Circo: A lovely Mexican road documentary
Documentaries come and go so quickly from theaters these days, if they come at all, that it’s a good thing Google is around to help a person track them down. The little seen film Circo is a case in point. This picaresque tale of a traveling Mexican circus made by a first time feature filmmaker, that I read about in a film magazine, has been kicking around Netflix for almost a year and will air next week on the PBS series, Independent Lens. The movie is beautifully shot, simply told, and wonderfully immersive, the rare documentary that has no activist agenda, topical issue or political ax to grind.

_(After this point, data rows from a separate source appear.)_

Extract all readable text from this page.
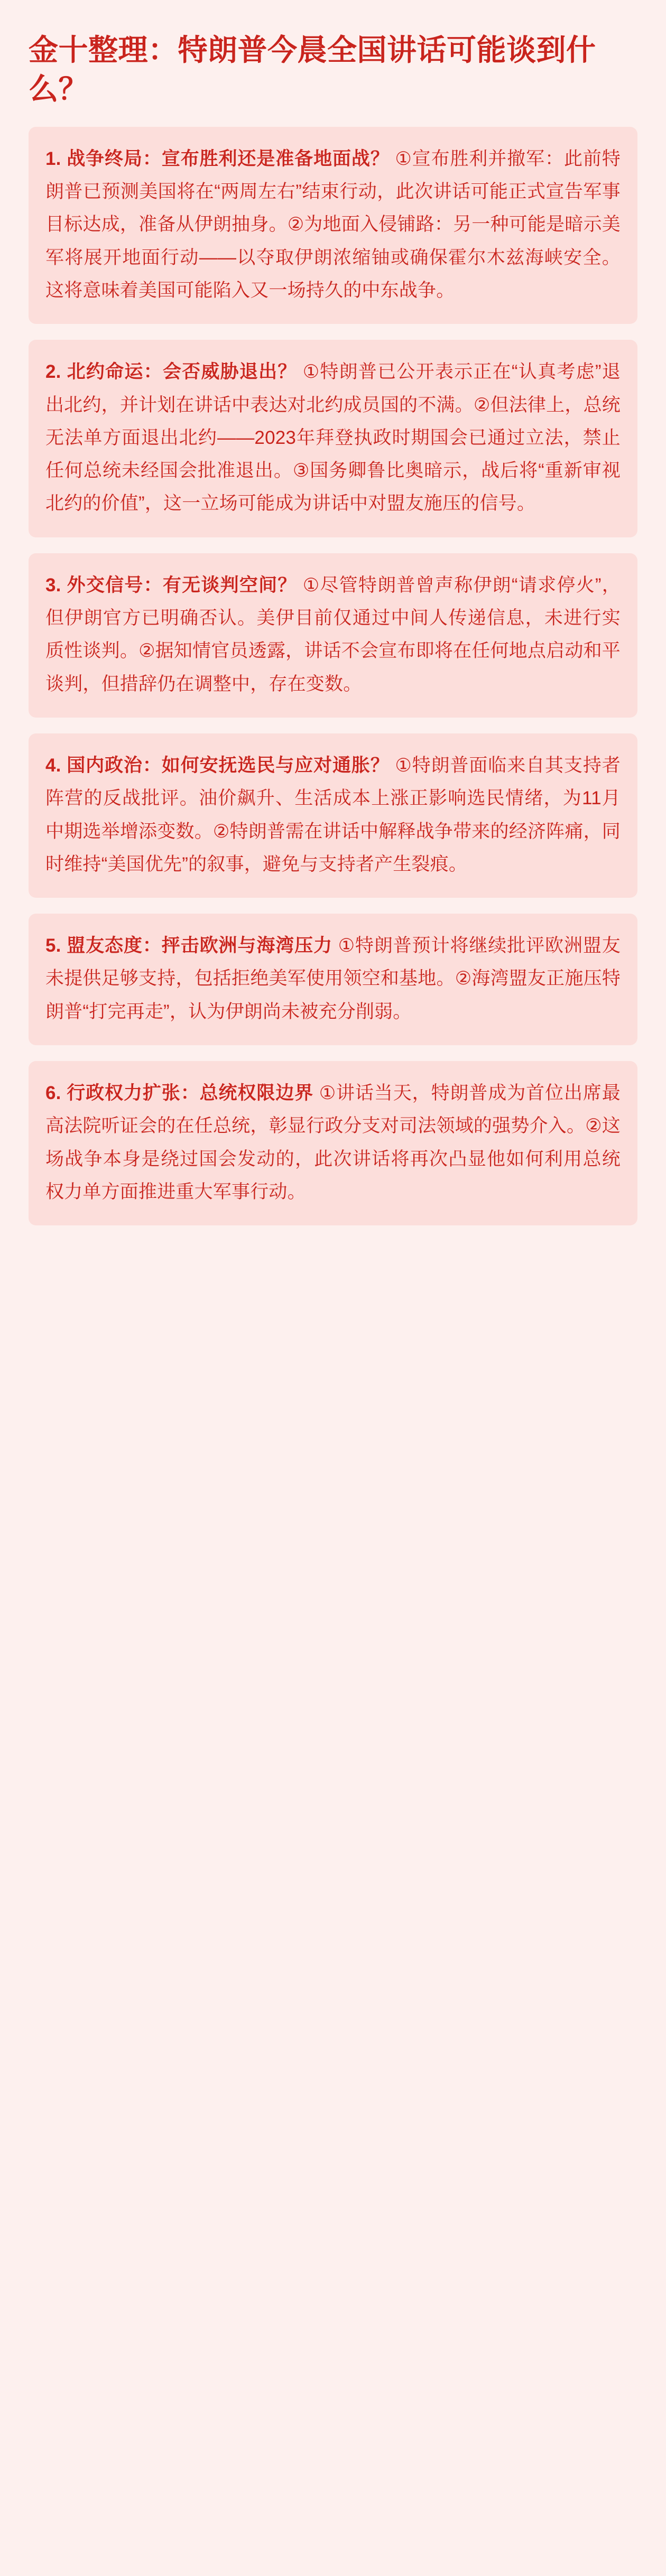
金十整理：特朗普今晨全国讲话可能谈到什么？

1. 战争终局：宣布胜利还是准备地面战？ ①宣布胜利并撤军：此前特朗普已预测美国将在“两周左右”结束行动，此次讲话可能正式宣告军事目标达成，准备从伊朗抽身。②为地面入侵铺路：另一种可能是暗示美军将展开地面行动——以夺取伊朗浓缩铀或确保霍尔木兹海峡安全。这将意味着美国可能陷入又一场持久的中东战争。

2. 北约命运：会否威胁退出？ ①特朗普已公开表示正在“认真考虑”退出北约，并计划在讲话中表达对北约成员国的不满。②但法律上，总统无法单方面退出北约——2023年拜登执政时期国会已通过立法，禁止任何总统未经国会批准退出。③国务卿鲁比奥暗示，战后将“重新审视北约的价值”，这一立场可能成为讲话中对盟友施压的信号。

3. 外交信号：有无谈判空间？ ①尽管特朗普曾声称伊朗“请求停火”，但伊朗官方已明确否认。美伊目前仅通过中间人传递信息，未进行实质性谈判。②据知情官员透露，讲话不会宣布即将在任何地点启动和平谈判，但措辞仍在调整中，存在变数。

4. 国内政治：如何安抚选民与应对通胀？ ①特朗普面临来自其支持者阵营的反战批评。油价飙升、生活成本上涨正影响选民情绪，为11月中期选举增添变数。②特朗普需在讲话中解释战争带来的经济阵痛，同时维持“美国优先”的叙事，避免与支持者产生裂痕。

5. 盟友态度：抨击欧洲与海湾压力 ①特朗普预计将继续批评欧洲盟友未提供足够支持，包括拒绝美军使用领空和基地。②海湾盟友正施压特朗普“打完再走”，认为伊朗尚未被充分削弱。

6. 行政权力扩张：总统权限边界 ①讲话当天，特朗普成为首位出席最高法院听证会的在任总统，彰显行政分支对司法领域的强势介入。②这场战争本身是绕过国会发动的，此次讲话将再次凸显他如何利用总统权力单方面推进重大军事行动。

Director Aaron Schock made 8 trips to Mexico over a period of 21 months to document the itinerant lifestyle of the Ponce family circus, a traveling family of performers featuring several kids, their parents and grandparents, and an aunt or uncle or two, working the backroads of a colorful but changing Mexico. The crowds may be small but the professional attention to detail and the passion for performing never waver for the family, which includes pre-teen trapeze artists, pubescent clowns, and a lion-taming father. This is no freak show however, it’s a business, and there is tension between the parents. Mom wants to retire from the road, settle down, and give her kids a stable home and a decent education. Dad is torn between love for his family and his love of the show, an inherited tradition stretching back seven generations.
Circo has a lovely rhythm, criscrossing not only the exotic landscape of rural Mexico but also the emotional terrain of a family pulling together, working unimaginably difficult hours, dealing with recalcitrant animals and malfunctioning vehicles, continually practicing their craft, and living a life whose rewards of transitory experience seem both moving and muted. How can they form any attachments outside their inclusive band when they pull up stakes and move on every weekend?
Schock, working with editor Mark Becker, himself a director, wisely avoids concentrating too deeply on the mechanics of this mobile contraption, even though the sheer labor involved in setting up and tearing down the enterprise, as well as keeping the animals, the employees, and the children fed and happy, seems exhausting. Circo includes just enough of the day-to-day to indicate a respect for the Ponce family’s commitment, but also frequently steps out of the daily grind to capture dazzling snapshots–of the kids practicing a routine, of the big top going up and coming down, of the faces of the rapt, devoted audience– framed by gorgeous natural light.
There is an extended family reunion sequence in the third act which considerably deepens our understanding of the conflict felt by Tino, the father and manager of the circus. When the inevitable separation arrives, you could find yourself conflicted as well. This is a lyrical, touching journey you may not want to see end.